12. Entre la date où M. et Mme Todesco ont conclu la convention de vente en janvier 1976 jusqu'à et incluant celle à laquelle ils ont vendu l'immeuble en 1992, l'immeuble était zoné RS-3 (maisons unifamiliales, zone 3), et la superficie minimale de lot permise par la ville de West Vancouver était de 12 000 pieds carrés.

13. L'immeuble pouvait être subdivisé légalement quand M. et Mme Todesco ont initialement conclu la convention de vente en janvier 1976, quand ils l'ont vendu en 1992 et durant toute la période entre ces deux dates.

[...]

15. M. Todesco est décédé le 3 août 1995.

[4] L'annexe A jointe aux présents motifs montre l'immeuble au 375, av. Inglewood sur lequel le logement était construit ainsi que la superficie des biens-fonds dans le voisinage immédiat.

[5] L'annexe B jointe aux présents motifs montre ce qui restait de l'immeuble au 375, av. Inglewood après la subdivision ainsi que la petite parcelle sur laquelle les mots “ Parcelle subdivisée ” ont été inscrits.

[6] En plus de l'exposé conjoint partiel des faits dont elle est saisie, la Cour a entendu les témoignages de Giulia Todesco (“ Giulia ”), de sa fille, Sonia Sadin (“ Sonia ”), et de son seul fils, Sergio Bill Todesco (“ Sergio ”).

[7] Leurs témoignages n'ont pas été contestés et ont établi que la petite maison construite sur l'immeuble lors de l'achat a été rénovée de fonds en comble et que d'importants travaux d'agrandissement ont transformé la modeste résidence en une grande maison luxueuse dotée d'une piscine intérieure.
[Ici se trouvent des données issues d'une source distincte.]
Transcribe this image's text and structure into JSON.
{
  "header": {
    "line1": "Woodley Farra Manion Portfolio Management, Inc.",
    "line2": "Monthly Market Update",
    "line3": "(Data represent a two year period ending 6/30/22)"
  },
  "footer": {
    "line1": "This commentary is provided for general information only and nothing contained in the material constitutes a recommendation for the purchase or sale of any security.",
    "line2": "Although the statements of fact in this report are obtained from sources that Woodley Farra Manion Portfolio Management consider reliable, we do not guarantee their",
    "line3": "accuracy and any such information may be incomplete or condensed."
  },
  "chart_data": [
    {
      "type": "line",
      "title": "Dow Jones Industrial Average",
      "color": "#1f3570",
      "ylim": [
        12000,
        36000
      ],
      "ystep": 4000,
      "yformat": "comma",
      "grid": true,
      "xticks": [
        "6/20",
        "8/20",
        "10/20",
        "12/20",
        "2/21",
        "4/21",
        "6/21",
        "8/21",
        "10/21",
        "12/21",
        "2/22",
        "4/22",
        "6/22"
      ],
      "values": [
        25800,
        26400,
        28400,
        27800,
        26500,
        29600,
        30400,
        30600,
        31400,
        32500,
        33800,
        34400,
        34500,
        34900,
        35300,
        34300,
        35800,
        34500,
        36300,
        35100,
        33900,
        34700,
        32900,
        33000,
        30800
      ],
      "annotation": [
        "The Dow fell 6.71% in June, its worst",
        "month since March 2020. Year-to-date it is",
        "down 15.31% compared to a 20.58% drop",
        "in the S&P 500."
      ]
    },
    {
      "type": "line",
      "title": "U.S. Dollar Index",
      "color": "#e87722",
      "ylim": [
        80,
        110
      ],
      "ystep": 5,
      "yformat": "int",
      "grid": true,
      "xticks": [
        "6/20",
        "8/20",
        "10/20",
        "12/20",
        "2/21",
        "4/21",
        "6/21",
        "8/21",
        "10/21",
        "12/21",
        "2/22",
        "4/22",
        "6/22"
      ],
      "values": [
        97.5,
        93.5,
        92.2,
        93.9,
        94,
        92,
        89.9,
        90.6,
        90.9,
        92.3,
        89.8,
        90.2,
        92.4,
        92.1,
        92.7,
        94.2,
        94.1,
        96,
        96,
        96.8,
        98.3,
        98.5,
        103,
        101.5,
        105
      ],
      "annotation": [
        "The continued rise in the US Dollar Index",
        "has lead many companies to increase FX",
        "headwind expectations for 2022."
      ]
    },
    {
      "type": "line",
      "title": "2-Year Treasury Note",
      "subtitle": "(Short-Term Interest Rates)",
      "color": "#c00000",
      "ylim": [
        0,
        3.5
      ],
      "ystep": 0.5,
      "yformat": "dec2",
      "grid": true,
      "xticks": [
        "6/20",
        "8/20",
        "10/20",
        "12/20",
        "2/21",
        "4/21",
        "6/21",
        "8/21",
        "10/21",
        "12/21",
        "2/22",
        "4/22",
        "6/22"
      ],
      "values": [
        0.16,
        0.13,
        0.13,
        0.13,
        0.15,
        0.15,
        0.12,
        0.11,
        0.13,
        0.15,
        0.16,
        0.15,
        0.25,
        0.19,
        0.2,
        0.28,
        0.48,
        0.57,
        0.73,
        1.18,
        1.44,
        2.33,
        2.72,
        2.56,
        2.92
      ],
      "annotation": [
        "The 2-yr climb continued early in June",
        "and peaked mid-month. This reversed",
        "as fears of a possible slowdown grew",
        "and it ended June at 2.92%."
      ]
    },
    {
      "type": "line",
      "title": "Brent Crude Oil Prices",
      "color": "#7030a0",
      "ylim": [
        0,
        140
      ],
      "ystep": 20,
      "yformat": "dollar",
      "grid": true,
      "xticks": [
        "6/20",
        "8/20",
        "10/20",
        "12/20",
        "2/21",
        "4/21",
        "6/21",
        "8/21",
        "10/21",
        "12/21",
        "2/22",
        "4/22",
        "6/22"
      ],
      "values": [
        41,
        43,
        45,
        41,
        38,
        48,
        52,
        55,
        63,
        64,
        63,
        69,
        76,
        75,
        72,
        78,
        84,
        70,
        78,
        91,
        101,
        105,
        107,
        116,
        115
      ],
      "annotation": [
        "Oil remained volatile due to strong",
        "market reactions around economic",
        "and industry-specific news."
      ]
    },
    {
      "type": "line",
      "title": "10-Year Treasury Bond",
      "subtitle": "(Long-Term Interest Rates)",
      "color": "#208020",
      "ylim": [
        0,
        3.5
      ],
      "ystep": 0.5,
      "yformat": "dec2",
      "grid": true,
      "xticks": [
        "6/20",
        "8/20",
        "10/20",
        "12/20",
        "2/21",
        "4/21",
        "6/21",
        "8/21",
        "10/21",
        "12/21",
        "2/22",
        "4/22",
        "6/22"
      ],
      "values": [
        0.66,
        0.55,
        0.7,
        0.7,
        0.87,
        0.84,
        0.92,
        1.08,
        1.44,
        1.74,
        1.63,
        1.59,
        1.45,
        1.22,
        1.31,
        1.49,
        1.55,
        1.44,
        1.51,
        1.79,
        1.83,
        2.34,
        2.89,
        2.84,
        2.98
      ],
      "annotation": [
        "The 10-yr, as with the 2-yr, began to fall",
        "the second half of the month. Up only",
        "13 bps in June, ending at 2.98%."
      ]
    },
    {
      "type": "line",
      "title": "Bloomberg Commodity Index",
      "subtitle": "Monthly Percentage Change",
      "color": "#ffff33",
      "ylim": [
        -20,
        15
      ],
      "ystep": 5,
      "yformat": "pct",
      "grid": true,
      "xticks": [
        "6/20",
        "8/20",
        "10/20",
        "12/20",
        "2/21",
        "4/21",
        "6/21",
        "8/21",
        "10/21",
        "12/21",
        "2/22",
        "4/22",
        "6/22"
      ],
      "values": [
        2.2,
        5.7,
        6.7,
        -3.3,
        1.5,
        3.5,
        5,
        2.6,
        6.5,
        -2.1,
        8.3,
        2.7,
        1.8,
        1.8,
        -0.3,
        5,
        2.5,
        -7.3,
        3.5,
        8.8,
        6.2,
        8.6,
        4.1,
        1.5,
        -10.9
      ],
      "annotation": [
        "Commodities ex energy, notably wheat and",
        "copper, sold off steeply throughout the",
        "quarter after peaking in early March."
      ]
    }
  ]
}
[8] Il ressort également des témoignages que dès le début la famille s'est continuellement servi de toute la parcelle de terrain à des fins récréatives. Les enfants des appelants y prenaient leurs ébats ou les membres de la famille s'assoyaient pour contempler ce qui selon Giulia et son mari constituait un paysage agréable et reposant. Quant aux trois enfants, ils considéraient le bien-fonds comme leur terrain de jeu particulier où tous les enfants du voisinage venaient les rencontrer pour jouer. Ils jouaient sur le terrain et allaient pêcher dans un vaste étang. Ils élevaient de nombreux animaux tels que des oies, des canards, des lapins, des paons et d'autres oiseaux ainsi que deux chiens.

[9] En 1989, l'appelante et son mari ont tenté de vendre l'immeuble mais n'ont pas réussi.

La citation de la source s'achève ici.